From mboxrd@z Thu Jan  1 00:00:00 1970
Return-Path: <linux-kernel-owner+willy=40w.ods.org-S262956AbVD2UUG@vger.kernel.org>
Received: (majordomo@vger.kernel.org) by vger.kernel.org via listexpand
	id S262956AbVD2UUG (ORCPT <rfc822;willy@w.ods.org>);
	Fri, 29 Apr 2005 16:20:06 -0400
Received: (majordomo@vger.kernel.org) by vger.kernel.org id S262950AbVD2URu
	(ORCPT <rfc822;linux-kernel-outgoing>);
	Fri, 29 Apr 2005 16:17:50 -0400
Received: from hg-msq-srv.levigo.de ([62.206.214.5]:31239 "EHLO mail.levigo.de")
	by vger.kernel.org with ESMTP id S262949AbVD2UQy (ORCPT
	<rfc822;linux-kernel@vger.kernel.org>);
	Fri, 29 Apr 2005 16:16:54 -0400
Message-ID: <4272962B.9000502@levigo.de>
Date: Fri, 29 Apr 2005 22:16:43 +0200
From: =?ISO-8859-1?Q?J=F6rg_Henne?= <j.henne@levigo.de>
Organization: levigo software gmbh
User-Agent: Mozilla Thunderbird 1.0 (Windows/20041206)
X-Accept-Language: de, de-at, en, en-us
MIME-Version: 1.0
To: linux-kernel@vger.kernel.org
Subject: Spurious disk change detections interferes with disk access
Content-Type: text/plain; charset=ISO-8859-1; format=flowed
Content-Transfer-Encoding: 7bit
Sender: linux-kernel-owner@vger.kernel.org
X-Mailing-List: linux-kernel@vger.kernel.org

Hi all,

using a CompactFlash based system, I am experiencing a very weird 
behaviour I just don't understand.

The system is based on
- 2.4.28
- devfs
- a CompactFlash IDE drive attached to a real IDE controller (in 
contrast to a PC-Card adapter)
- the root filesystem resides on the CF

While booting, there are irregular but frequent errors which manifest in 
messages like
    hda1: bad access: block=<something> count=<something>
which are followed by error messages from the filesystem and finally 
errors in the boot process itself.

I added some more debug output to drivers/ide/ide-io.c and found that 
while the block offset was well within the nominal bounds of the device, 
the message was actually caused by the fact that while the error 
occurred, the partition table was all zeroed-out, i.e. 
drive->part[minor&PARTN_MASK].nr_sects == 0.
The reason why the drive's partition table is zeroed-out temporarily 
seems to be that there is an ide_revalidate_disk() going on at that 
time, which in turn is explained by messages like
    VFS: Disk change detected on device 03:00
     /dev/ide/host0/bus0/target0/lun0: p1 p2
which precede the "bad access" message.

As I see it, the core of the problem is:
- something accesses the devfs directory associated with the drive (ls 
/dev/ide/host0/bus0/target0/lun0 will do)
- defvs runs a check_media_change which ends up at 
ide-disk.c:idedisk_media_change() which is implemented like this:
     /* if removable, always assume it was changed */
        return drive->removable;
- devfs decides that a revalidate is appropriate since the media hash 
changed, which trashes the partition table for a brief moment
- processes accessing the drive at that time see lots of errors

Is it really true, that for removable devices, a simple directory access 
on the devfs can interfere with accesses to the drive?
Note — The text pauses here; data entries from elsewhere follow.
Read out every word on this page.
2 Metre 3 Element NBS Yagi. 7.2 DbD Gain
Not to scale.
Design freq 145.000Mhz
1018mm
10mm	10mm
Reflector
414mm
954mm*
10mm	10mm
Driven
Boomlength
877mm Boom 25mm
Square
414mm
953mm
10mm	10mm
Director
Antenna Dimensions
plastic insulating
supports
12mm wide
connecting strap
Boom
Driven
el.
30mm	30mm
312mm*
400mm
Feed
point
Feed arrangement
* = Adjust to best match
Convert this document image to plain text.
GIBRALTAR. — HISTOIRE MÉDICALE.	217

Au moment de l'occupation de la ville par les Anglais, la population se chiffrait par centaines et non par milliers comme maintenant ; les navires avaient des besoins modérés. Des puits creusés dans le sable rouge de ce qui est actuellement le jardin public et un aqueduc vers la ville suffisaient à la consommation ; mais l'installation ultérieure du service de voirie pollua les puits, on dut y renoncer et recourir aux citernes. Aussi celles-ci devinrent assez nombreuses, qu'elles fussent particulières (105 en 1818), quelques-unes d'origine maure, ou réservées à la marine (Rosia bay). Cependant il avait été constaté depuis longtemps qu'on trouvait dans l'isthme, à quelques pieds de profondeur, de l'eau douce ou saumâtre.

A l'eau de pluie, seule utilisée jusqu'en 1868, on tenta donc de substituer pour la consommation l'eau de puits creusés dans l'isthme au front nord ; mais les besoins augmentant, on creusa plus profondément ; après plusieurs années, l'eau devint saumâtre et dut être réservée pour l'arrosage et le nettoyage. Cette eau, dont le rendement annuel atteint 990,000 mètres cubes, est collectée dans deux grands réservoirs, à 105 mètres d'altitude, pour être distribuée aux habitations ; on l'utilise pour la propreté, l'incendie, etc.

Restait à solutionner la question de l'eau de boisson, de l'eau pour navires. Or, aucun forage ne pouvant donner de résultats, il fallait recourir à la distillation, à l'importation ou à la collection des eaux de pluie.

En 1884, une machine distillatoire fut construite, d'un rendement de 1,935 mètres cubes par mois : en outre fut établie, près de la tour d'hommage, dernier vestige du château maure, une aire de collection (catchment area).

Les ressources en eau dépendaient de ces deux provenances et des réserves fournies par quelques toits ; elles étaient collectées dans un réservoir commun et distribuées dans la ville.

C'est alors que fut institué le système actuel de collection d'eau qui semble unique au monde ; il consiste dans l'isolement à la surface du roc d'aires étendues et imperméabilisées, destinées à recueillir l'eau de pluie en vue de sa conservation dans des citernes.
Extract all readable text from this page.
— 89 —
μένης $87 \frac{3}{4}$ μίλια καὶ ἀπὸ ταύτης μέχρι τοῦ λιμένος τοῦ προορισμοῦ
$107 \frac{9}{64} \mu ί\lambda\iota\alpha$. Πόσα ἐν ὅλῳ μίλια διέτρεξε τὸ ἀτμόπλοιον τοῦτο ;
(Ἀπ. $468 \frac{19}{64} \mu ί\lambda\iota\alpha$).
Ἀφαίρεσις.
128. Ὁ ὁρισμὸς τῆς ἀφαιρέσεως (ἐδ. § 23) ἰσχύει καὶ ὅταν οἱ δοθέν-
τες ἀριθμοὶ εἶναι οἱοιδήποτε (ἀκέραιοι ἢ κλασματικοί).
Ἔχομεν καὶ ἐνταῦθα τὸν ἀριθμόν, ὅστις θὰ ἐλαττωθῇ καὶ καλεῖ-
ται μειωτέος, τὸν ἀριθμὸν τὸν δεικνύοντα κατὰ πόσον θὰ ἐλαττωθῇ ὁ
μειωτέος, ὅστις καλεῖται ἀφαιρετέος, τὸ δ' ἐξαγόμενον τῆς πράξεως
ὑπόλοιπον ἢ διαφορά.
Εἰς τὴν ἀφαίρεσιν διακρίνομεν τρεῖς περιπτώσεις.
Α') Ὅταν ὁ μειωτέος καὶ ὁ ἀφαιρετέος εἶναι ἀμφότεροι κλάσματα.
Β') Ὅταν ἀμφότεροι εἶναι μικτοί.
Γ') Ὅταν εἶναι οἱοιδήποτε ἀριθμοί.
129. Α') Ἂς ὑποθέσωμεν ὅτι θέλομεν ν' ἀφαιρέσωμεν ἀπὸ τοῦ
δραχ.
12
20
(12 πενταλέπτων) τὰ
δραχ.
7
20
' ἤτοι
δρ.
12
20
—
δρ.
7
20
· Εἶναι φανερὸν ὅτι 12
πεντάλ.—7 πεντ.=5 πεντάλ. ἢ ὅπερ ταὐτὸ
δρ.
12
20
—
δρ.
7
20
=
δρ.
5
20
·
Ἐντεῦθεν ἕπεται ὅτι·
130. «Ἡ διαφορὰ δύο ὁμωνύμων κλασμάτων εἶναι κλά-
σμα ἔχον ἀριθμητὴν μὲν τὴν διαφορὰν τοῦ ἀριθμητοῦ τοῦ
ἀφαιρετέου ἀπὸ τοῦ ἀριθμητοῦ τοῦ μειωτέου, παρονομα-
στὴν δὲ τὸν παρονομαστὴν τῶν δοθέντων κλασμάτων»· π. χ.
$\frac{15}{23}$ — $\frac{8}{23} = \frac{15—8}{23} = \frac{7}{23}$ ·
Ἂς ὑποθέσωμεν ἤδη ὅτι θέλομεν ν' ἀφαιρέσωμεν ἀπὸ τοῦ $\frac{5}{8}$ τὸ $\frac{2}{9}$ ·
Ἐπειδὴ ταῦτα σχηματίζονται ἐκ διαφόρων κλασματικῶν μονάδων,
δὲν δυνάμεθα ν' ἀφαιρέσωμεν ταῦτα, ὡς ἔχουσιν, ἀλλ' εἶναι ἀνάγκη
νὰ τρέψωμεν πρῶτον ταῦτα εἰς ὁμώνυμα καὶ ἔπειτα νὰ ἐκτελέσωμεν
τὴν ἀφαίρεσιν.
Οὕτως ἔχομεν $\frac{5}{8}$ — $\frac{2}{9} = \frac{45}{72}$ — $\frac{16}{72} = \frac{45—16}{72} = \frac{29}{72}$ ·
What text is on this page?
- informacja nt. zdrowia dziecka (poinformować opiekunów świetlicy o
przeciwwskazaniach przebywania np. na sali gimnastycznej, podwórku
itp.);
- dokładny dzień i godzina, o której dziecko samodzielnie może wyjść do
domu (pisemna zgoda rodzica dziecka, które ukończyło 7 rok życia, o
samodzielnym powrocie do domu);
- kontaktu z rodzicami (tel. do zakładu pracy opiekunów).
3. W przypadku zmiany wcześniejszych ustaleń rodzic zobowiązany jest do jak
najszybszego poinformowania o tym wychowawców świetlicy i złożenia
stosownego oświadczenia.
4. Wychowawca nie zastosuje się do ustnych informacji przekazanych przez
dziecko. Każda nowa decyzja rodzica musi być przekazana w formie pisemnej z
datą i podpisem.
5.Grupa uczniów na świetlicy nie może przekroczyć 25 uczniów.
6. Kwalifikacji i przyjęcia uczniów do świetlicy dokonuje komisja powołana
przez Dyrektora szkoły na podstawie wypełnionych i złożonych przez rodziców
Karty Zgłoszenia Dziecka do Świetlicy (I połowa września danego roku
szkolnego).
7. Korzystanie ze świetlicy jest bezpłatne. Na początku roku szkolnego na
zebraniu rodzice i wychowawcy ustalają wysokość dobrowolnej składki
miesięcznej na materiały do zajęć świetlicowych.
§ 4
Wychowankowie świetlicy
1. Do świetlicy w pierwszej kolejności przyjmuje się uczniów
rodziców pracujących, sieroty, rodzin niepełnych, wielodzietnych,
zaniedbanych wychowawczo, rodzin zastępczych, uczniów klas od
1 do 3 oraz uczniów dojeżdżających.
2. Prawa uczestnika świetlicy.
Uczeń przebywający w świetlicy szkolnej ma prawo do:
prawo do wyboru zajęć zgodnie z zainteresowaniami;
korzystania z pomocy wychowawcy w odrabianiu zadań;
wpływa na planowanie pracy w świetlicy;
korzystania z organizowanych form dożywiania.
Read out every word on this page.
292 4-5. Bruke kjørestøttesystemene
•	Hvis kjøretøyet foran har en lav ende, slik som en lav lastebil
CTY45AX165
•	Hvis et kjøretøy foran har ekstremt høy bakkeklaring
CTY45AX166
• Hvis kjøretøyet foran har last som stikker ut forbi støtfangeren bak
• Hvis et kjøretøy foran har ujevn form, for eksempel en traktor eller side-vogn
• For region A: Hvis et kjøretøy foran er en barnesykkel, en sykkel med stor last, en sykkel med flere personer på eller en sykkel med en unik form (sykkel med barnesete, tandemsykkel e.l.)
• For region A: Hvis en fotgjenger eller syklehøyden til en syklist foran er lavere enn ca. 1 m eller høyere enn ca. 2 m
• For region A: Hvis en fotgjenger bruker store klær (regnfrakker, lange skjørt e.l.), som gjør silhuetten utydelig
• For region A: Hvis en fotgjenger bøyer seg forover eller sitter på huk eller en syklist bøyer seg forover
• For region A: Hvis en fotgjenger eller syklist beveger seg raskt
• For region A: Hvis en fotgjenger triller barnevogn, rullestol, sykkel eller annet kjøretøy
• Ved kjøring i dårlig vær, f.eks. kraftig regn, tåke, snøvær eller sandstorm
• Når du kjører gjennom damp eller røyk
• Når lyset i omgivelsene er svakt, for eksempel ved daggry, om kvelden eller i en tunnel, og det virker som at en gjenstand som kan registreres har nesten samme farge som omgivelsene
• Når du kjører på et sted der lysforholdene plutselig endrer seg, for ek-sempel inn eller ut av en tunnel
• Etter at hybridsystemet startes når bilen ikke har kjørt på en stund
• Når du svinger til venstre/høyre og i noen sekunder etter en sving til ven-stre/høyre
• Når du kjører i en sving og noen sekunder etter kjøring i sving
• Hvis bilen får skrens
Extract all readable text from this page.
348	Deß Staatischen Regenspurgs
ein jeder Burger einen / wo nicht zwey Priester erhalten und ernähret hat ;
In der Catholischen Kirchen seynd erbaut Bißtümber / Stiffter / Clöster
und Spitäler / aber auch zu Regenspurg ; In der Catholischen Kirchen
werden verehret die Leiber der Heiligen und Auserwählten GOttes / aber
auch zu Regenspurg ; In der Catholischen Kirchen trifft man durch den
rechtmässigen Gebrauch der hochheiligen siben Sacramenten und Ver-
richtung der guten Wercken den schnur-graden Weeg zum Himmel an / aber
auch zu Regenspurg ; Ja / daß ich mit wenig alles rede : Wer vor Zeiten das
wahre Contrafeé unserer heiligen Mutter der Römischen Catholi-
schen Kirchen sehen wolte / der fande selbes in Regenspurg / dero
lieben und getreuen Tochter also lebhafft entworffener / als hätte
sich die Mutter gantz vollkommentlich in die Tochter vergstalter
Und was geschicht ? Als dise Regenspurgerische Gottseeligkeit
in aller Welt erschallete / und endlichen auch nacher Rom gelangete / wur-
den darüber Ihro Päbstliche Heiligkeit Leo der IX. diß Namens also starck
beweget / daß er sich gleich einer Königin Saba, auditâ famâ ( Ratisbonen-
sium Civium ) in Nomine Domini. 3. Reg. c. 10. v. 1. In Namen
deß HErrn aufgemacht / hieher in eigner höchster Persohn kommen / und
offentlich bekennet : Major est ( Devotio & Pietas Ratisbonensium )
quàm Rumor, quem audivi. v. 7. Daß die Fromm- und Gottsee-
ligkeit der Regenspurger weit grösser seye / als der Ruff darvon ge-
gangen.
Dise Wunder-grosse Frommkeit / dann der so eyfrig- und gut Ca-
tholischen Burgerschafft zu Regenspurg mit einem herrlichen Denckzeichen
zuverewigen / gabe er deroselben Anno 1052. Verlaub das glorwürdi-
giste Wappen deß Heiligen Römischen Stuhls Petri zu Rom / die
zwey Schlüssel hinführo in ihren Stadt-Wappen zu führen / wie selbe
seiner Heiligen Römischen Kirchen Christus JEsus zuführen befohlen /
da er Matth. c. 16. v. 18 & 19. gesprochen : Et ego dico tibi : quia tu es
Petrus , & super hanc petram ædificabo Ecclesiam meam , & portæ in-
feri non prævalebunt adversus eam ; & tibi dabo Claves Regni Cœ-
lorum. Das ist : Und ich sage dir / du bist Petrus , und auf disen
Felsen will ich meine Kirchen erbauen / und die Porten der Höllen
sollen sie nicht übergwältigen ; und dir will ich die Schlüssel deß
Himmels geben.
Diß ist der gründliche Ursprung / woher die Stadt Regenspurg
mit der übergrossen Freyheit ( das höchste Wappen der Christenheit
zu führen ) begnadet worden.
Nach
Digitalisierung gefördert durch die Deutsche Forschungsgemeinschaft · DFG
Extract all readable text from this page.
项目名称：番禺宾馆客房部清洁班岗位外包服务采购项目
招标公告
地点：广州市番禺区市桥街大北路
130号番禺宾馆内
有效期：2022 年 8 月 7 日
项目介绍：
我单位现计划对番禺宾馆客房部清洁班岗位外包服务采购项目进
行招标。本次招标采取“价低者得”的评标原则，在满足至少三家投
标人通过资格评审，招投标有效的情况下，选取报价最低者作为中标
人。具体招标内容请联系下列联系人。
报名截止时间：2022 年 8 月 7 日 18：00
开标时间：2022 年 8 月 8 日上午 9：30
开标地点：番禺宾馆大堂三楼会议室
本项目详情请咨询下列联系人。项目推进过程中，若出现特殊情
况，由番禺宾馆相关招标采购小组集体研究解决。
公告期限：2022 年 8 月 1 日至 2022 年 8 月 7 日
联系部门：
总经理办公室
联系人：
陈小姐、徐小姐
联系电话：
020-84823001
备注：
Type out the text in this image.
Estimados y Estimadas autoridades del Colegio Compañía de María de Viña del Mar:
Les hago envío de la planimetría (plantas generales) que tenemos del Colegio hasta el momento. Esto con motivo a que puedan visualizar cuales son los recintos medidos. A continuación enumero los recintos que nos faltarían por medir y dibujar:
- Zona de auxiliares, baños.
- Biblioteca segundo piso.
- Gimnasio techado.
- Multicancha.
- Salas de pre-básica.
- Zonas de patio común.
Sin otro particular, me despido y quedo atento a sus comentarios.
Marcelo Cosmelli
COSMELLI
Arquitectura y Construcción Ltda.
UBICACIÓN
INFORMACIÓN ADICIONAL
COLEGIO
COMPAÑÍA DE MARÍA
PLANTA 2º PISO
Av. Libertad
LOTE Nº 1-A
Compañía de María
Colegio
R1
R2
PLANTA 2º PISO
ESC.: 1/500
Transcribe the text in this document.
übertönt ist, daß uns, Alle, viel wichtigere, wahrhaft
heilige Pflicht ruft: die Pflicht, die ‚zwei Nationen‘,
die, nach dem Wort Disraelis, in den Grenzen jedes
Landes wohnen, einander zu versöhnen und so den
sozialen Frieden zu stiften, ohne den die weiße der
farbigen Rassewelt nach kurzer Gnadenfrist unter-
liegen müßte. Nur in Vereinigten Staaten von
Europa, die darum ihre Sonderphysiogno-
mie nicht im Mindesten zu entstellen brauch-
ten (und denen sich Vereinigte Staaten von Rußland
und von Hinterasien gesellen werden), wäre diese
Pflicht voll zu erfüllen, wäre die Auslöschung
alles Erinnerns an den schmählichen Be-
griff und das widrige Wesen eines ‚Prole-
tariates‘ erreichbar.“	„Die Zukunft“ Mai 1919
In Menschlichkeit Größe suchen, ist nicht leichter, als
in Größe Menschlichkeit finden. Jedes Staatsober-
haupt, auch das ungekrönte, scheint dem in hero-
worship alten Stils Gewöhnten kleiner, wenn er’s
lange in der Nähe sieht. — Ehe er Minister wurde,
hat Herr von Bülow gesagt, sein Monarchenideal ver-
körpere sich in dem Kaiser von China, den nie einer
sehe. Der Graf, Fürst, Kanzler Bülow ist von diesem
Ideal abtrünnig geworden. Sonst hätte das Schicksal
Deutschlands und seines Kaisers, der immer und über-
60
Sounds like a 
great start for DOSing the system.
I see two possible solutions for the problem:
- A lock is put in place which guards access to the drive while the 
partition table is re-built. Seems fairly hacky to me.
- The media change detection mechanism is improved, so that it can 
detect when the media REALLY changed.

Thanks in advance for any input on this.
Joerg Henne